The journey to bring the reimagined park to life had some twists and turns. The steep elevation, unrelated sewer repairs on the cliffside below the park, and working a maintenance access road into the design without interfering with the entry path added additional time to the project schedule.
“The community’s resilience and commitment to this project infused the project with the energy it needed to keep moving forward,” says Rademacher.
The access road became a beautiful design element, made from checker-block pavement stones that create a green and white-checked swath through the park from the upper entrance to the lower landing. Green infrastructure installations help control stormwater, including a paved and planted runnel and planting features that function as large French drains, and no-mow red fescue grass that have high absorption ratios and low maintenance needs.

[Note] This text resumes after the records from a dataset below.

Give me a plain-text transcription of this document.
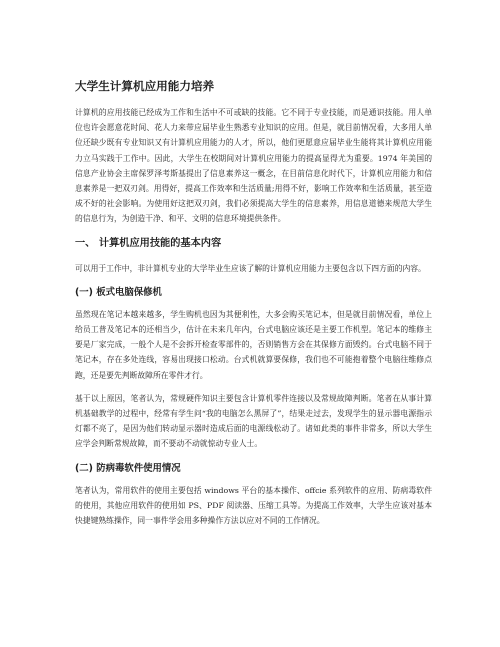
大学生计算机应用能力培养

计算机的应用技能已经成为工作和生活中不可或缺的技能。它不同于专业技能，而是通识技能。用人单位也许会愿意花时间、花人力来带应届毕业生熟悉专业知识的应用。但是，就目前情况看，大多用人单位还缺少既有专业知识又有计算机应用能力的人才，所以，他们更愿意应届毕业生能将其计算机应用能力立马实践于工作中。因此，大学生在校期间对计算机应用能力的提高显得尤为重要。1974 年美国的信息产业协会主席保罗泽考斯基提出了信息素养这一概念，在目前信息化时代下，计算机应用能力和信息素养是一把双刃剑。用得好，提高工作效率和生活质量;用得不好，影响工作效率和生活质量，甚至造成不好的社会影响。为使用好这把双刃剑，我们必须提高大学生的信息素养，用信息道德来规范大学生的信息行为，为创造干净、和平、文明的信息环境提供条件。

一、 计算机应用技能的基本内容

可以用于工作中，非计算机专业的大学毕业生应该了解的计算机应用能力主要包含以下四方面的内容。

(一) 板式电脑保修机

虽然现在笔记本越来越多，学生购机也因为其便利性，大多会购买笔记本，但是就目前情况看，单位上给员工普及笔记本的还相当少，估计在未来几年内，台式电脑应该还是主要工作机型。笔记本的维修主要是厂家完成，一般个人是不会拆开检查零部件的，否则销售方会在其保修方面毁约。台式电脑不同于笔记本，存在多处连线，容易出现接口松动。台式机就算要保修，我们也不可能抱着整个电脑往维修点跑，还是要先判断故障所在零件才行。

基于以上原因，笔者认为，常规硬件知识主要包含计算机零件连接以及常规故障判断。笔者在从事计算机基础教学的过程中，经常有学生问“我的电脑怎么黑屏了”，结果走过去，发现学生的显示器电源指示灯都不亮了，是因为他们转动显示器时造成后面的电源线松动了。诸如此类的事件非常多，所以大学生应学会判断常规故障，而不要动不动就惊动专业人士。

(二) 防病毒软件使用情况

笔者认为，常用软件的使用主要包括 windows 平台的基本操作、offcie 系列软件的应用、防病毒软件的使用，其他应用软件的使用如 PS、PDF 阅读器、压缩工具等。为提高工作效率，大学生应该对基本快捷键熟练操作，同一事件学会用多种操作方法以应对不同的工作情况。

The joy that the newly reimagined August Wilson Park brings to the neighborhood is palpable. From sitting in the old park space on dilapidated benches with neighbors and talking about what they imagined the space could be to the public celebration of the park’s opening in summer of 2016, all who took the park’s journey know that they have had a hand in creating a special place. Baltimore says that working with individuals and groups both inside and outside the community to make August Wilson Park a reality has been positive for the Hill District.
“The park brings the community pride in this thriving greenspace,” she says, “and helps reframe perceptions of the Hill as an incredible space where love and determination can build beauty.” Park programming builds on these hopes, with visual art, literature readings, basketball, and a playground with two age levels all meshing together. Through the design’s deft use of this challenging space, park-goers can have multiple experiences in this little August Wilson Park, and end the day watching the sun set from one of the city’s best viewing spots.
The health and economic benefits of dynamic green spaces and parks are well documented, with Parks Conservancy and City of Pittsburgh projects like the recently-completed Mellon Square spurring significant new development around its downtown location. Indeed, increased property values, as well as the Pittsburghers that the park may draw to the Hill District, are among the hopes for the carefully-considered park. The close partnerships that made the park possible have given all involved a particular sense of joy in seeing it come to life. As August Wilson wrote about the Pittsburgh he saw from the Hill District in his introduction to Joe Turner’s Come and Gone: “The city flexes its muscles. Men throw countless bridges across the rivers, lay roads, and carve tunnels through the hills sprouting with houses.” The quote is included in those installed at the park’s lower landing, a few steps from the cliff’s edge that overlooks the spectacular view. Park users enjoy the experience of reading these words just a block away from the childhood home of its namesake, with several of the city’s renowned bridges and the powerful river in view.
The magic of a vibrant, well-planned park space designed for all -- with the community’s input taking center stage -- is alive and thriving in Pittsburgh’s August Wilson Park.